Important Notes About Breast Implant Safety
Breast implants are safe, but no medical device is without risks. In rare instances, some breast implant patients have developed breast implant-associated anaplastic large cell lymphoma (BIA-ALCL), which is a highly treatable type of lymphoma that can develop around breast implants (for more information, visit plasticsurgery.org/alcl-info). There also exists a small population of patients who have attributed symptoms of rare diseases to their breast implants, but decades of research have yet to establish a causal relationship between the device and systemic disease.
Patients can rest assured that no one is more committed to ensuring the safety of these devices than our specialty – and we will continue collecting long-term data through surveillance efforts like the National Breast Implant Registry (NBIR). As the U.S. Food and Drug Administration (FDA) prepares to convene a hearing on breast implant safety in 2019, collaborative efforts among ASPS, The PSF and the FDA in establishing the PROFILE registry (to track and better understand BIA-ALCL) and, most recently, the NBIR (to monitor breast implants) will continue to provide valuable data long into the future.
Breast Implant Safety
The American Society of Plastic Surgeons takes all patient safety concerns seriously.
Breast implants are FDA-approved and safe devices that offer many quality-of-life benefits for women. Hundreds of thousands of patients each year opt for breast implants and report no adverse effects. When a possible association with a rare disease is reported, plastic surgeons follow the science to provide detailed, accurate information for full patient consent and decision making.
Breast implants are among the most studied medical devices in the world, and they will continue to be. Collaboration among the scientific community, patient advocacy groups and governments from around the world will continue to enhance the device and ensure the global plastic surgery community works together to keep all parties educated about the latest news and advancements to improve patient safety.
As noted, breast implants have been studied worldwide for decades, and the scientific literature shows no causal relationship between the device and autoimmune diseases. That's not to say a patient could not have a negative reaction to any medical device, and if a woman desires to have her breast implants removed – for any reason – she should consult her plastic surgeon.
Breast implants remain an important option for breast reconstruction and augmentation. Like any medical device, breast implants carry a risk of complications, and in the event any complication develops, patients should consult their plastic surgeon to address it in a timely manner.
Patients considering breast implants should seek out a board-certified plastic surgeon to help weigh the benefits and potential risks to make the best possible decision.

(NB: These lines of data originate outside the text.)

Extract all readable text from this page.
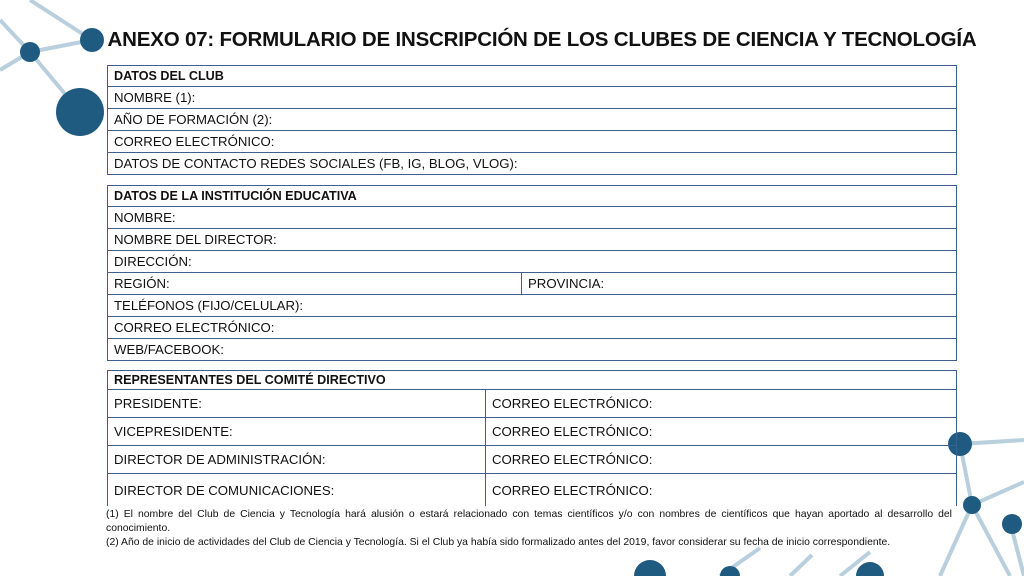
ANEXO 07: FORMULARIO DE INSCRIPCIÓN DE LOS CLUBES DE CIENCIA Y TECNOLOGÍA
DATOS DEL CLUB
NOMBRE (1):
AÑO DE FORMACIÓN (2):
CORREO ELECTRÓNICO:
DATOS DE CONTACTO REDES SOCIALES (FB, IG, BLOG, VLOG):
DATOS DE LA INSTITUCIÓN EDUCATIVA
NOMBRE:
NOMBRE DEL DIRECTOR:
DIRECCIÓN:
REGIÓN:	PROVINCIA:
TELÉFONOS (FIJO/CELULAR):
CORREO ELECTRÓNICO:
WEB/FACEBOOK:
REPRESENTANTES DEL COMITÉ DIRECTIVO
PRESIDENTE:	CORREO ELECTRÓNICO:
VICEPRESIDENTE:	CORREO ELECTRÓNICO:
DIRECTOR DE ADMINISTRACIÓN:	CORREO ELECTRÓNICO:
DIRECTOR DE COMUNICACIONES:	CORREO ELECTRÓNICO:

(1) El nombre del Club de Ciencia y Tecnología hará alusión o estará relacionado con temas científicos y/o con nombres de científicos que hayan aportado al desarrollo del conocimiento.

(2) Año de inicio de actividades del Club de Ciencia y Tecnología. Si el Club ya había sido formalizado antes del 2019, favor considerar su fecha de inicio correspondiente.
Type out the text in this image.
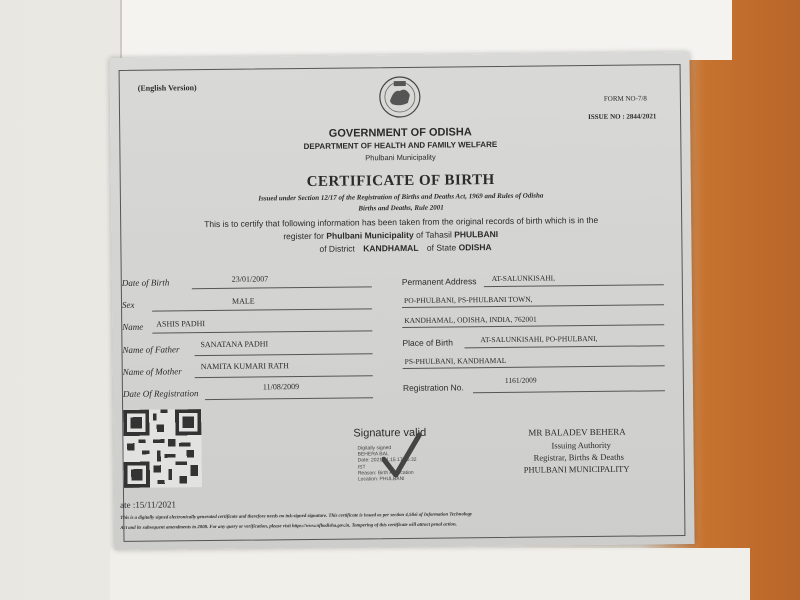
(English Version)
FORM NO-7/8
ISSUE NO : 2844/2021
GOVERNMENT OF ODISHA
DEPARTMENT OF HEALTH AND FAMILY WELFARE
Phulbani Municipality
CERTIFICATE OF BIRTH
Issued under Section 12/17 of the Registration of Births and Deaths Act, 1969 and Rules of Odisha
Births and Deaths, Rule 2001
This is to certify that following information has been taken from the original records of birth which is in the
register for Phulbani Municipality of Tahasil PHULBANI
of District KANDHAMAL of State ODISHA
Date of Birth	23/01/2007
Sex	MALE
Name ASHIS PADHI
Name of Father
SANATANA PADHI
Name of Mother
NAMITA KUMARI RATH
Date Of Registration
11/08/2009
Permanent Address AT-SALUNKISAHI,
PO-PHULBANI, PS-PHULBANI TOWN,
KANDHAMAL, ODISHA, INDIA, 762001
Place of Birth	AT-SALUNKISAHI, PO-PHULBANI,
PS-PHULBANI, KANDHAMAL
Registration No.
1161/2009
Signature valid
Digitally signed
BEHERA BAL
Date: 2021.11.15 17:56:32
IST
Reason: Birth Application
Location: PHULBANI
MR BALADEV BEHERA
Issuing Authority
Registrar, Births & Deaths
PHULBANI MUNICIPALITY
ate :15/11/2021
This is a digitally signed electronically generated certificate and therefore needs no ink-signed signature. This certificate is issued as per section 4,5&6 of Information Technology
Act and its subsequent amendments in 2008. For any query or verification, please visit https://www.nfbodisha.gov.in. Tampering of this certificate will attract penal action.
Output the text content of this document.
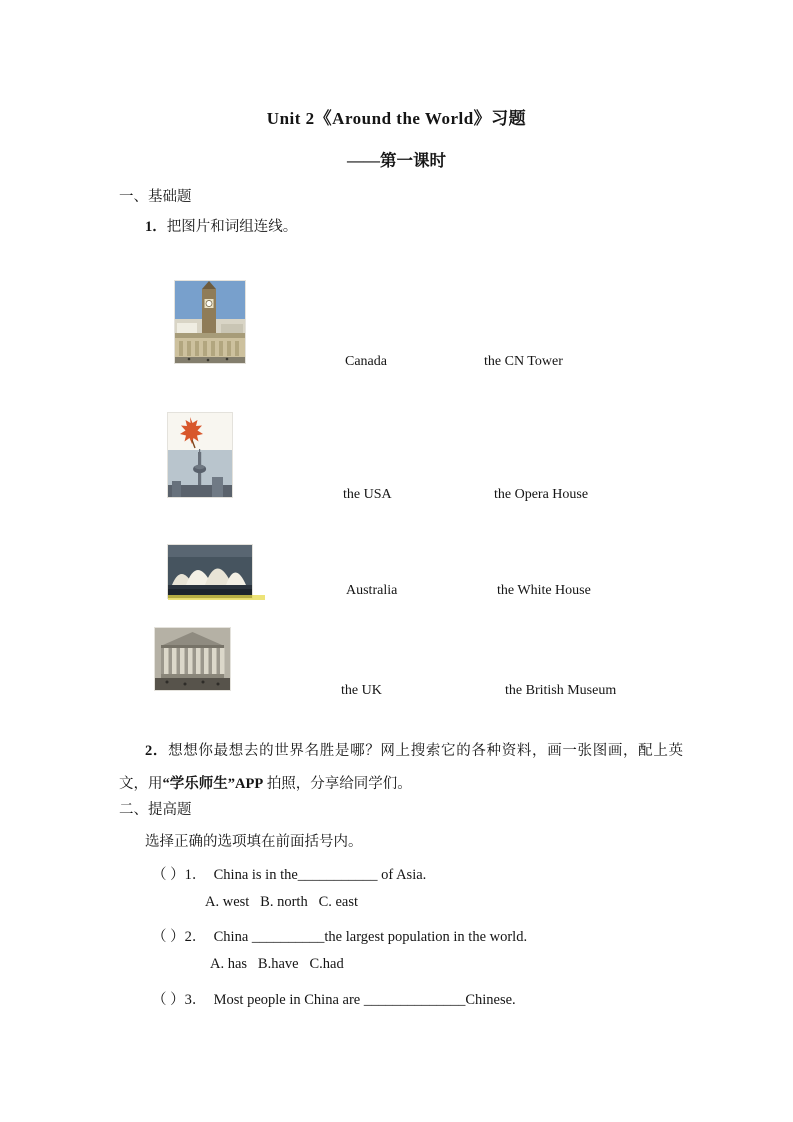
Unit 2《Around the World》习题
——第一课时
一、基础题
1．把图片和词组连线。
Canada	the CN Tower
the USA	the Opera House
Australia	the White House
the UK	the British Museum
2．想想你最想去的世界名胜是哪？网上搜索它的各种资料，画一张图画，配上英文，用“学乐师生”APP 拍照，分享给同学们。
二、提高题
选择正确的选项填在前面括号内。
（ ）1．  China is in the___________ of Asia.
A. west   B. north   C. east
（ ）2．  China __________the largest population in the world.
A. has   B.have   C.had
（ ）3．  Most people in China are ______________Chinese.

ASPS, The PSF and the FDA launched the National Breast Implant Registry (NBIR) in September 2018 to collect information on breast implant procedures to help improve the quality of care for all patients.
Research takes time, which is why the NBIR is important. NBIR will collect information on breast implant procedures – patient demographics, surgical techniques, types of devices, etc. – and the information will be used to improve the quality of care for all patients. The NBIR is designed to find trends in breast implant procedures and identify potential complications, so breast implant manufacturers can use the information to further study the safety of their products.
Breast implant-associated anaplastic large cell lymphoma (BIA-ALCL) is a rare and highly treatable type of lymphoma that can develop around breast implants. Data show BIA-ALCL occurs most frequently in patients who have breast implants with textured surfaces. The current lifetime risk of BIA-ALCL is estimated to be 1:3817 - 1:30,000 for women with textured implants based upon current confirmed cases and textured implant sales data over the past two decades. Since the initial case report in 1996, ASPS now recognizes approximately 265 cases in the US and a total of 673 worldwide as of January 25, 2019.
Most patients with BIA-ALCL have an excellent prognosis following surgical removal of the breast implants and the surrounding scar tissue capsule. Continued follow-up after any breast implant surgery is suggested and important for patient health, but patients who notice pain, lumps, swelling, fluid collections or unexpected changes in breast shape, including asymmetry, should contact their plastic surgeon. In most cases, women diagnosed with BIA-ALCL observed changes in the look or feel of the area surrounding the implant greater than one year after their initial surgical sites were fully healed, and on average eight to ten years after receiving textured implants.
The FDA recommends that all cases of BIA-ALCL be reported to the FDA and to the PROFILE registry at ThePSF.org/PROFILE. ASPS also offers a wealth of BIA-ALCL information for patients at plasticsurgery.org/alcl-info and for surgeons at plasticsurgery.org/alcl.
ASPS develops and makes available to members informed-consent resources and emphasizes the need to clearly inform potential patients of any risks associated with any procedure or device.
ASPS takes all patient concerns seriously. Through its registries, scientific journals, educational offerings and support for research, ASPS and The PSF will continue to keep its members and the specialty informed of the latest science and techniques to improve patient safety.